Saturday, October 6, 2012

Breaking Up Is Hard To Do




At the end of a morning safety briefing the acting supervisor told us. “As far as I know, the job will be abolished October eleventh.”
The meeting breaks up and the crowd murmurs. The big question has just been answered and with an actual measure of authority. None of the usual “I heard from my cousin in the office…,” or “My step-dad working in Rosemont told me…” This is a concrete answer from someone in know. No bullshit. The end is nigh. Questions take flight and flutter about our heads: What you gonna do? Where you going to go? 
Most of the ground guys haven’t made the Driver and RMO rosters. We are low on the lists of seniority. The options for us are limited. We ask anyway, we repeat the above fact of our helplessness to each other, in frustration, for comfort. We join the din.
“Much as this sucks and I can’t wait to get out of here, I kinda don’t want this to end,” someone says.
He isn’t wrong: I hate the repetitive nature of the work and I’m sick of seeing the same faces every day and this has lasted way too long and I want a break.

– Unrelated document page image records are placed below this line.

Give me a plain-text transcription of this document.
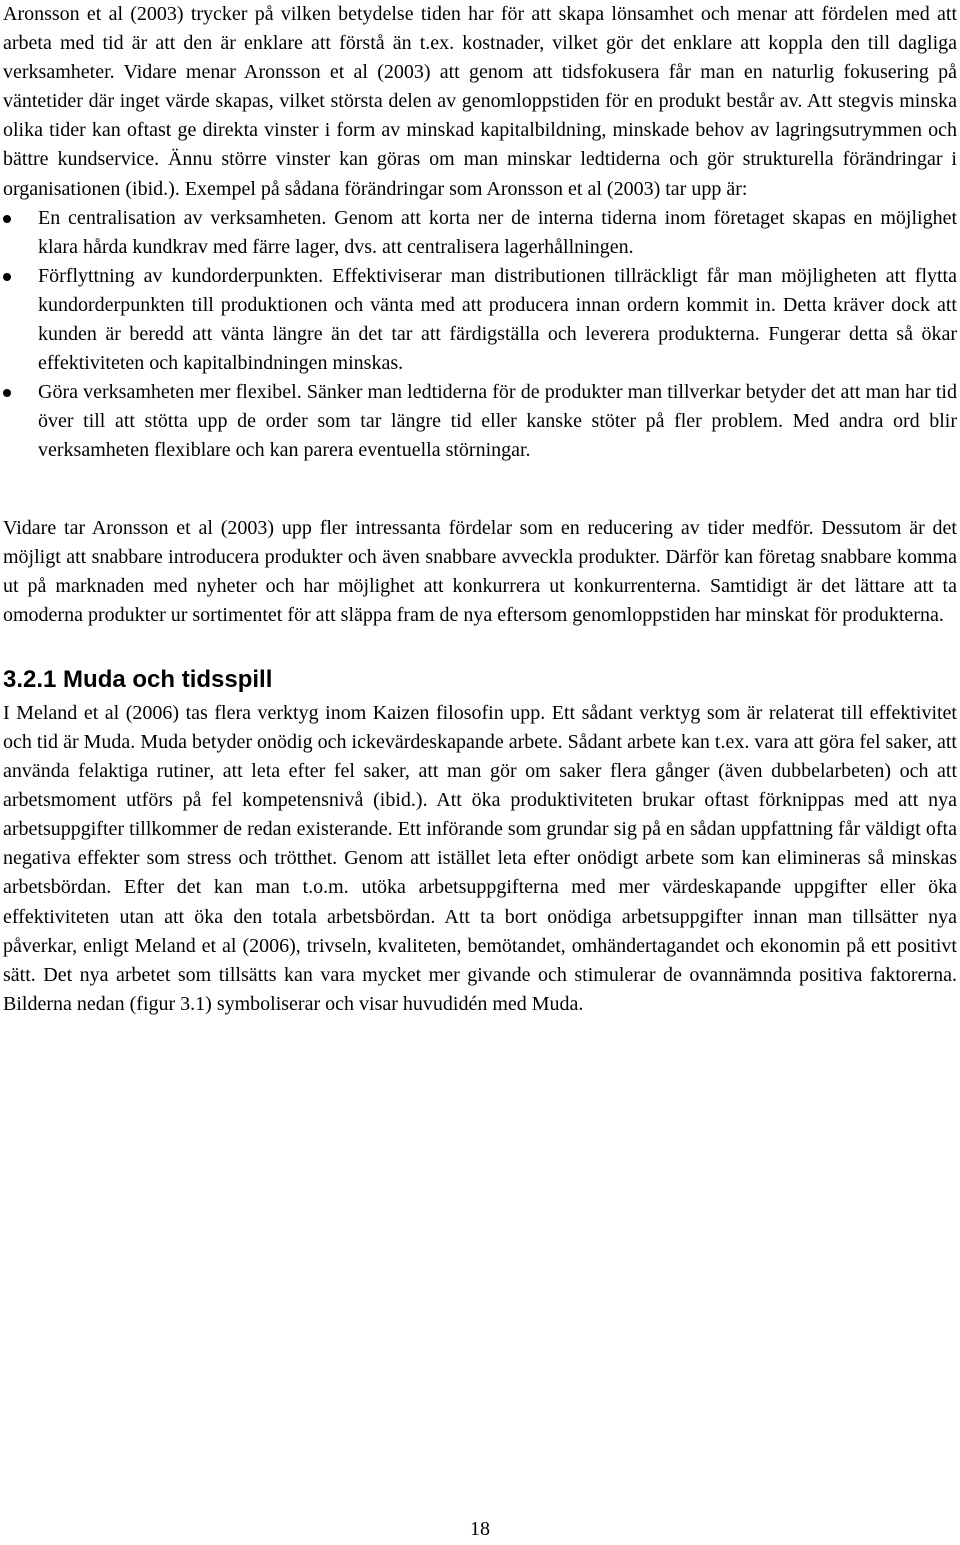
Aronsson et al (2003) trycker på vilken betydelse tiden har för att skapa lönsamhet och menar att fördelen med att arbeta med tid är att den är enklare att förstå än t.ex. kostnader, vilket gör det enklare att koppla den till dagliga verksamheter. Vidare menar Aronsson et al (2003) att genom att tidsfokusera får man en naturlig fokusering på väntetider där inget värde skapas, vilket största delen av genomloppstiden för en produkt består av. Att stegvis minska olika tider kan oftast ge direkta vinster i form av minskad kapitalbildning, minskade behov av lagringsutrymmen och bättre kundservice. Ännu större vinster kan göras om man minskar ledtiderna och gör strukturella förändringar i organisationen (ibid.). Exempel på sådana förändringar som Aronsson et al (2003) tar upp är:

En centralisation av verksamheten. Genom att korta ner de interna tiderna inom företaget skapas en möjlighet klara hårda kundkrav med färre lager, dvs. att centralisera lagerhållningen.
Förflyttning av kundorderpunkten. Effektiviserar man distributionen tillräckligt får man möjligheten att flytta kundorderpunkten till produktionen och vänta med att producera innan ordern kommit in. Detta kräver dock att kunden är beredd att vänta längre än det tar att färdigställa och leverera produkterna. Fungerar detta så ökar effektiviteten och kapitalbindningen minskas.
Göra verksamheten mer flexibel. Sänker man ledtiderna för de produkter man tillverkar betyder det att man har tid över till att stötta upp de order som tar längre tid eller kanske stöter på fler problem. Med andra ord blir verksamheten flexiblare och kan parera eventuella störningar.

Vidare tar Aronsson et al (2003) upp fler intressanta fördelar som en reducering av tider medför. Dessutom är det möjligt att snabbare introducera produkter och även snabbare avveckla produkter. Därför kan företag snabbare komma ut på marknaden med nyheter och har möjlighet att konkurrera ut konkurrenterna. Samtidigt är det lättare att ta omoderna produkter ur sortimentet för att släppa fram de nya eftersom genomloppstiden har minskat för produkterna.

3.2.1 Muda och tidsspill

I Meland et al (2006) tas flera verktyg inom Kaizen filosofin upp. Ett sådant verktyg som är relaterat till effektivitet och tid är Muda. Muda betyder onödig och ickevärdeskapande arbete. Sådant arbete kan t.ex. vara att göra fel saker, att använda felaktiga rutiner, att leta efter fel saker, att man gör om saker flera gånger (även dubbelarbeten) och att arbetsmoment utförs på fel kompetensnivå (ibid.). Att öka produktiviteten brukar oftast förknippas med att nya arbetsuppgifter tillkommer de redan existerande. Ett införande som grundar sig på en sådan uppfattning får väldigt ofta negativa effekter som stress och trötthet. Genom att istället leta efter onödigt arbete som kan elimineras så minskas arbetsbördan. Efter det kan man t.o.m. utöka arbetsuppgifterna med mer värdeskapande uppgifter eller öka effektiviteten utan att öka den totala arbetsbördan. Att ta bort onödiga arbetsuppgifter innan man tillsätter nya påverkar, enligt Meland et al (2006), trivseln, kvaliteten, bemötandet, omhändertagandet och ekonomin på ett positivt sätt. Det nya arbetet som tillsätts kan vara mycket mer givande och stimulerar de ovannämnda positiva faktorerna. Bilderna nedan (figur 3.1) symboliserar och visar huvudidén med Muda.

18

But not that the horizon is in view, I panic when I realize there’s more to it than I care to admit.
If this ends, what am I going to do without you guys?
           
Because this production job has lasted so long, (now in the seventh month of its life, four months longer than usual) the ground guys have spent a extraordinary amount of time together. I really hate to describe the relationship as familial but how else to define a group that a) did not chose to become a group in the first place, and b) accepts and includes all regardless of fault, flaw or conflict? The definition of a family member: one second you’re calling them an asshole, the next you’re punching someone in the face for calling them an asshole.
           
We’ve established several systems of identification to bond us in the work and, more importantly, against infidels.  First names and surnames are altered and, in certain instances, changed completely. James becomes Jimmy; J. Crawford is twisted into Crawfish; Tommy D. is transformed into Rogue. Not everyone given a nickname. The christening is not an obligation. (My new moniker? “The Professor.”)
And like any isolated tribe a common tongue has developed between us, cobbled together from ripped slang, favored curses and inside jokes, our own language which solidifies our connections while acting as a shield, a distinct level of separation from the outside world. This is our code: It’s about to get real/I’m goin deep/Oyster crackers and Coloring Books/Gettin it/Little 307 dick stain/Stand up some bottles, bitches/Daywalkers comin/Signal head!/There’s a monster in my pants!/Sucka!/Mmm-Hmm/One rock, one rock/You just got blasted/He’s going blackout.
           
Nobody but those involved will get these references, so I don’t mind sharing. And that’s the point, isn’t it? It’s about us, not you.